November 24, 2013
I’ve updated the year-to-date performance of the VIIR portfolio through October 31, 2013. You’ll notice a huge improvement in the performance of the portfolio in comparison to the year-to-date numbers ending September 30, 2013. The prior performance data assumed that all cash in the model portfolio earned zero returns. While this helped isolate the returns from just the stock portion of the portfolio, it didn’t reflect reality. It also helps that the stocks in the VIIR portfolio have been performing well, despite the periodic panics that keep happening in the Indian equity market.
The performance below includes the returns from our proprietary asset allocation model. In addition to providing stock investment recommendations, we also provide Premium Access subscribers with a full asset allocation model. Thus, the chart below is a more accurate picture of the total return you would have achieved had you followed the VIIR model portfolio investment recommendations.
A recent article about the underpeformance of Prashant Jain’s HDFC Top 200 fund, India’s largest fund, emphasizes that even market veterans are having trouble navigating the current market environment.
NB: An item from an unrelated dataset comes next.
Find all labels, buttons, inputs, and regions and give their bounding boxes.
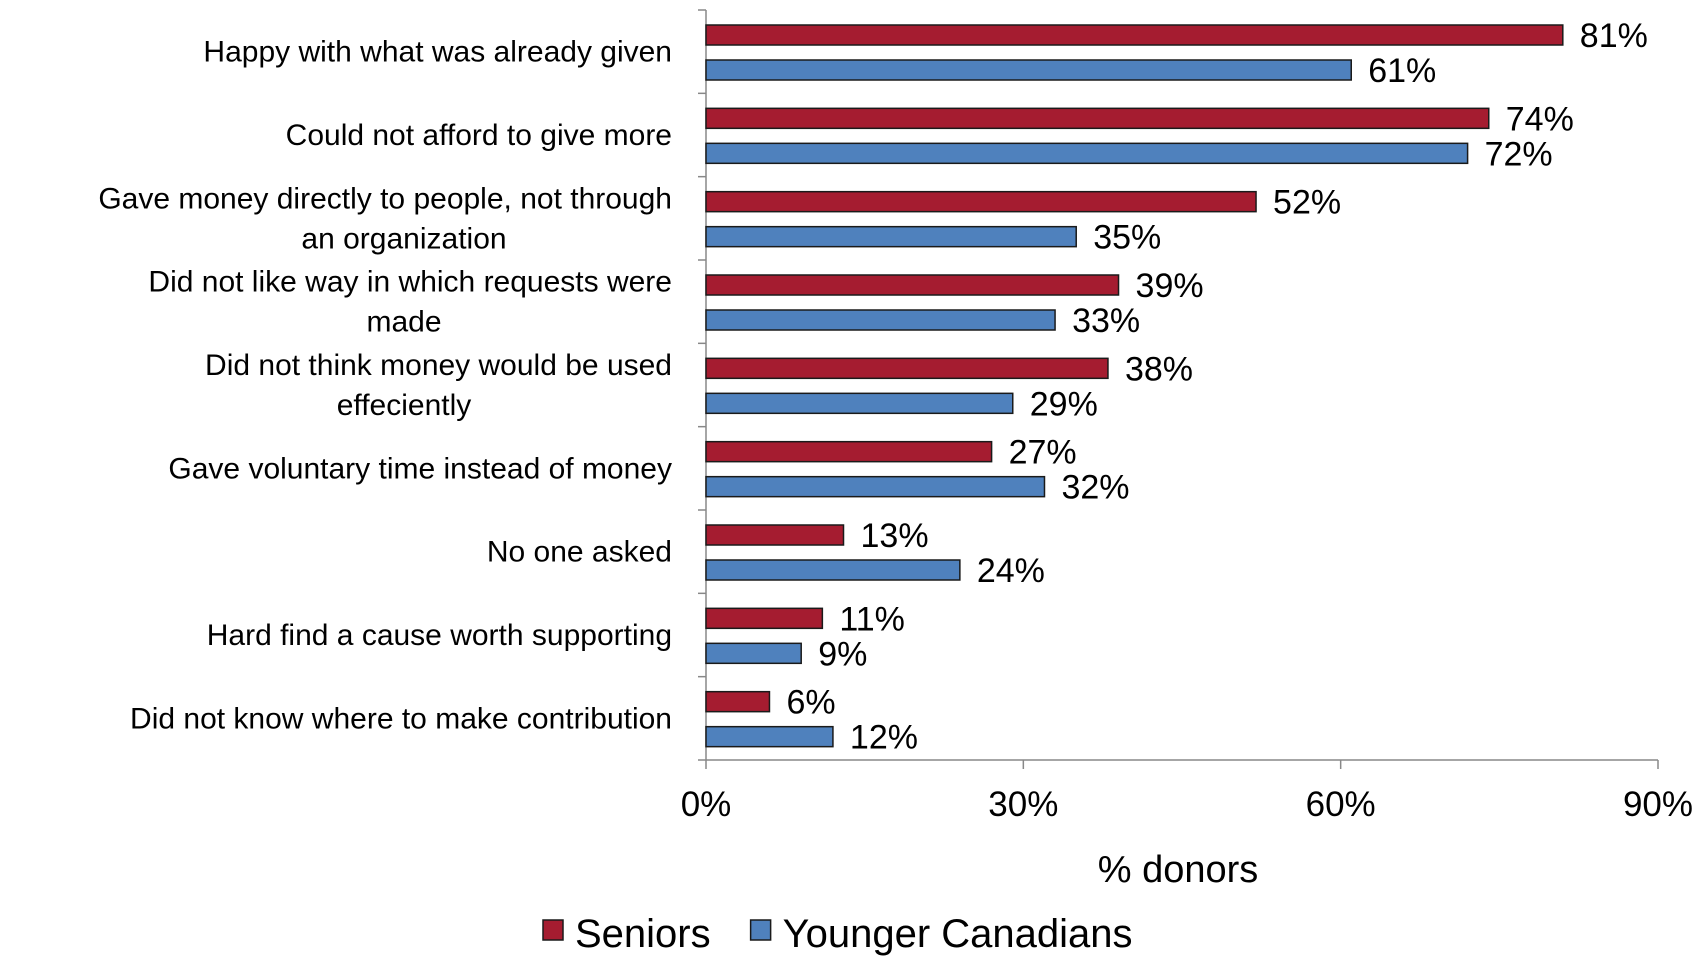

I’m highlighting the article to not only emphasize the remarkable performance of the VIIR portfolio but also reflect on the importance of having a long-term time perspective when investing.
Prashant Jain has produced an enviable track record of beating the market year-in and year-out. Despite his track record of beating the market by a wide margin and making his investors wealthy, he’s getting criticized in the press for underperforming in 2013. Fortunately, Mr. Jain remains unfazed by the criticism and is sticking with his investment process. A lesser investment manager would’ve succumbed to the criticism and started chasing stocks in order to make up the performance gap.
The following quote from David Herro, a US fund manager, emphasizes how taking a long-term time perspective creates investment opportunities:
I would assert the biggest reason quality companies sell at discounts to intrinsic value is time horizon. Without short-term visibility, most investors don’t have the conviction or courage to hold a stock that’s facing some sort of challenge, either internally or externally generated. It seems kind of ridiculous, but what most people in the market miss is that intrinsic value is the sum of all future cash flows discounted back to present. It’s not just the next six months’ earnings or the next year’s earnings. To truly invest for the long-term, you have to be able to withstand underperformance in the short-term, and the fact of the matter is that most people can’t
When I identify a stock for the VIIR portfolio, I’m looking for high quality businesses that will generate significant free cash flow. Equity returns in the long run are driven by cash flow generation, not earnings. By taking a long-term time perspective the VIIR portfolio continues to outperform in the short-term. It’s paradoxical in a way. Those investors who are always focused on beating the market in the short-run always end up underperforming because they are always chasing stock performance. You want to be ahead of the pack not chasing it. If you just switch your investing mindset from a short-term to a long-term focus, you’ll be well on your way to start outperforming the market.